Variáveis do tipo RCB



Introdução

Entre os astrônomos amadores, as estrelas Novas são objeto de grande interesse pelo principal motivo de serem estrelas que tem um abrilhantamento efêmero e, sendo assim, as observações se revestem de uma singularidade única e não repetitiva, na maioria dos casos. As ditas estrelas Novas apresentam um aumento de brilho de várias magnitudes repentinamente, em questão de um dia ou mais, quando se encontravam anteriormente em brilho estável.

Entretanto, uma outra classe de estrelas apresenta um comportamento inverso ao das Novas - por isso são chamadas também como Novas reversas. São estrelas variáveis que caem de brilho repentinamente - algumas diminuem mais de 10 magnitudes - e esta queda ocorre em questão de poucos dias e de uma maneira  imprevisível. Estas variáveis atraem a atenção de muitos astrônomos amadores, que as observam dia após dia, na expectativa de testemunhar  as chamadas 'crises de brilho', que são os episódios de enfraquecimento súbito de brilho.

Estas estrelas são chamadas variáveis do tipo R Coronae Borealis - RCBs.

São assim conhecidas em homenagem à primeira estrela deste tipo a ser descoberta, no ano de  1795, pelo astrônomo inglês Edward Pigott .


Quantas são

Atualmente são conhecidas apenas cerca de 150 variáveis deste tipo na nossa Galáxia e  algumas nas Nuvens de Magalhães, enquanto a expectativa é de que existam  pelo menos 1000 exemplares na Via-Láctea. As RCBs ainda não descobertas podem estar do outro lado da nossa Galáxia e, portanto, dificilmente serão observadas, pelo menos com a tecnologia atual.

É uma classe de estrela muito rara pois o estágio evolutivo em que se encontram dura pouco mais de dez mil anos.  Antes do início da prospecção de estrelas com a utilização de satélites ou instrumentos remotos e da fotometria automatizada, eram conhecidas  apenas cerca de 50 variáveis RCB - até meados da década de 70.

A constatação de que uma determinada estrela pertence ao tipo RCB demanda análise de observações anteriores, portanto da curva de luz, e também de suas características espectrais.  Uma queda súbita de brilho e recuperação rápida, se não forem observados  mais episódios semelhantes, não são suficientes para classificar a estrela como RCB. Variáveis Algol de longo período – como BL Telescopii e OW Geminorum - apresentam comportamento semelhante e só com observações continuadas foram reconhecidas como tal.


Não existem duas RCBs semelhantes; aliás, estrelas variáveis pertencentes a uma mesma classe ou tipo sempre apresentam peculiaridades próprias que as tornam únicas.

Sua observação continuada e persistente se torna de grande interesse para o melhor conhecimento destes objetos, e a participação do astrônomo amador atento é de grande valia para a comunidade científica.

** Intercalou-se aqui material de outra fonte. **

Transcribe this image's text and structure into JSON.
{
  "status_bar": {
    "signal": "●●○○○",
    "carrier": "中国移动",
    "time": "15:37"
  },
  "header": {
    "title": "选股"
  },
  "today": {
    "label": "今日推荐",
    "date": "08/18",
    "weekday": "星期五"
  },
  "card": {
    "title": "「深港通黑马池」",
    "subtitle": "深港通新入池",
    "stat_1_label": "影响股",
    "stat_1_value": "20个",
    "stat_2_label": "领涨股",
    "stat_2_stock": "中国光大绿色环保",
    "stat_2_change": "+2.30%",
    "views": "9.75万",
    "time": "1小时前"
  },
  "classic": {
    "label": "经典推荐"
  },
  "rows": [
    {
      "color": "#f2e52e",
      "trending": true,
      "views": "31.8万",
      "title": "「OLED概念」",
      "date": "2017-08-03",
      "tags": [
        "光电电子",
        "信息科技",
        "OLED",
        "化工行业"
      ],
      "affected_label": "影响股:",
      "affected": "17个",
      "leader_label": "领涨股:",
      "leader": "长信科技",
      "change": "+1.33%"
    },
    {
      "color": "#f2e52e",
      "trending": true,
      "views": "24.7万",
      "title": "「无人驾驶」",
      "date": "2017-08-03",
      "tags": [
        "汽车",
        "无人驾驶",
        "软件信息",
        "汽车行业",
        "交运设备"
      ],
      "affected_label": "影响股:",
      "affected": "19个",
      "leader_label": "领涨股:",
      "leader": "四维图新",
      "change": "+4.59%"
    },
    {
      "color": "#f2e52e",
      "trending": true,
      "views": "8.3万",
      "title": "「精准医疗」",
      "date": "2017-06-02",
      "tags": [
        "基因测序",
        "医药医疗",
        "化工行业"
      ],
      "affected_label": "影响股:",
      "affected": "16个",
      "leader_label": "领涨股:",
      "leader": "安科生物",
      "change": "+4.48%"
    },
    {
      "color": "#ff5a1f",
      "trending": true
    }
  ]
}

Comportamentos atípicos em algumas destas estrelas, como queda de brilho em patamares abaixo do previamente conhecido, se constituem em fatos novos anteriormente não percebidos.

A maioria das RCBs adicionadas recentemente aos catálogos e glossários de variáveis, como o Variable Star Index, possuem magnitudes muito fracas, mesmo no máximo brilho, ou então não possuem uma amplitude notável, o que torna a observação destes exemplares adequada a observadores muito experientes e com instrumentos de grande porte.

Características

As variáveis RCBs são estrelas supergigantes amarelas, de tipo espectral variado, principalmente F e G,  em sua maioria. Suas atmosferas são pobres em Hidrogênio e abundantes  em Carbono e Nitrogênio.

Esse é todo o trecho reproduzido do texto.